Societal expectations do not make it easy for men. A single man at 40 or 50 is eyed suspiciously. Is he gay or just irresponsible? Nosy relatives offer all manner of solutions, including interdenominational prayers, herbs and sometimes witchdoctors are contracted to find the poor soul a permanent bed-mate.
“I have met men who have gone into depression because the family cannot understand,” says Prof Osur. “They try a relationship and it is shameful, they are left embarrassed.” Men, he says, don’t know what to do, and “for sexual problems people don’t think they should go to hospital and that’s the problem we have.”
Some, he says, mistrust sexual medicine specialists like him, wondering whether they are actual medical doctors or herbalists they have unsuccessfully tried before.
Because of the psychological element associated with PE, psychosocial therapy involves one’s partner offering support in treatment.
Catherine Holden, a psychologist specialising in addiction, sexuality and relationships, says a man can also experience anxiety, which is distracting and makes ejaculatory control even harder.
“Understanding our bodies is essential for pleasurable mutual sexual experiences as we need to be conscious over the sensations we are feeling that lead to such a reflex; the same as what we have for urination or defecation,” she says.
When relationships crumble due to PE, couples will publicly give other reasons for the break up, avoiding the underlying problem.
Primary premature ejaculation responds to treatment with the right medicine while for secondary premature ejaculation, the root cause is addressed before the man gets a prescription that will prolong the duration to launch the soldiers.
More often than not, by the time the man is seeking help from sex specialists the situation is so bad they are eager to have the treatment, including therapy.
“They are usually unsure of whether treatment will work, because they have been trying other things, which don’t work, including from medical doctors who often assure them that the problem is only psychological or just prescribe the Blue Pill,” explains Prof Osur.
He adds that, unlike erectile dysfunction, treatment for PE is ‘complicated’ as therapy is part of it in case of an established relationship as “both partners are equally distressed.”
“Men are impatient, yet treatment is comprehensive,” says Prof Osur.
“Sexual medicine is difficult medicine; it is biopsychosocial and you need someone who understands.”
He adds that often, men want to try the prescribed treatments alone first, prior to roping in their partners.
Holden says PE affects the quality of life of men and their partners and “more often than not, partners have told their other halves to go and fix their problem,” as it has nothing to do with them, threatening to leave if things don’t change.
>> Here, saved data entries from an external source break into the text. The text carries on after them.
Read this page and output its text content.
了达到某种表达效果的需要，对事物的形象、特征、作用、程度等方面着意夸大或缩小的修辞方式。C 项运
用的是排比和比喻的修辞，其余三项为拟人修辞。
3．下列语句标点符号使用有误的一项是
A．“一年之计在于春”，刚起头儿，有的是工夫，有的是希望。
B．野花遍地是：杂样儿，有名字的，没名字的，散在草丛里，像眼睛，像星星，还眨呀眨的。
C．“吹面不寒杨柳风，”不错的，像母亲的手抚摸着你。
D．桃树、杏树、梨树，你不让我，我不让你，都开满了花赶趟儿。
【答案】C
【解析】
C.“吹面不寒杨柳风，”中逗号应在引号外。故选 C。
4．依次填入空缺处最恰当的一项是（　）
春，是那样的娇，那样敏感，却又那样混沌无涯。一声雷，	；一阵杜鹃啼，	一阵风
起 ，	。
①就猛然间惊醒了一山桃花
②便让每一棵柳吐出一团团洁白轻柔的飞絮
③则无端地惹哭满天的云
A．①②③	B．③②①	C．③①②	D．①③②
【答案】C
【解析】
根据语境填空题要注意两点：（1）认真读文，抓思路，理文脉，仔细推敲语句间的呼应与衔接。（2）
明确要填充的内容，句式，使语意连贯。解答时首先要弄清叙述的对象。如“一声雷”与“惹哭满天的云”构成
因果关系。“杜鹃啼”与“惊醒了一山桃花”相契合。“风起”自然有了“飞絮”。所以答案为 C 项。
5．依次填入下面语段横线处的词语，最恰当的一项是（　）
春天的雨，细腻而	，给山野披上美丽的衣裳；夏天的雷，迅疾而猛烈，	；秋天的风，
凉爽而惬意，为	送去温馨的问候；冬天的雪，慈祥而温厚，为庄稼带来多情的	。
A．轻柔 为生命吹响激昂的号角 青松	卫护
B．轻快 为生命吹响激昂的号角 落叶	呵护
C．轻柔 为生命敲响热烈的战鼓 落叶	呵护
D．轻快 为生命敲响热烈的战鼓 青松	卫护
This compounds the issue for the man and the relationship overall.
And in some cases, men reach out for help for the fear that their partners will leave them.
Prof Osur’s patient whose marriage collapsed six months after their wedding returned after two months wondering, “Do I start another relationship? And will it work this time round?”
He is currently a work in progress after starting his treatment.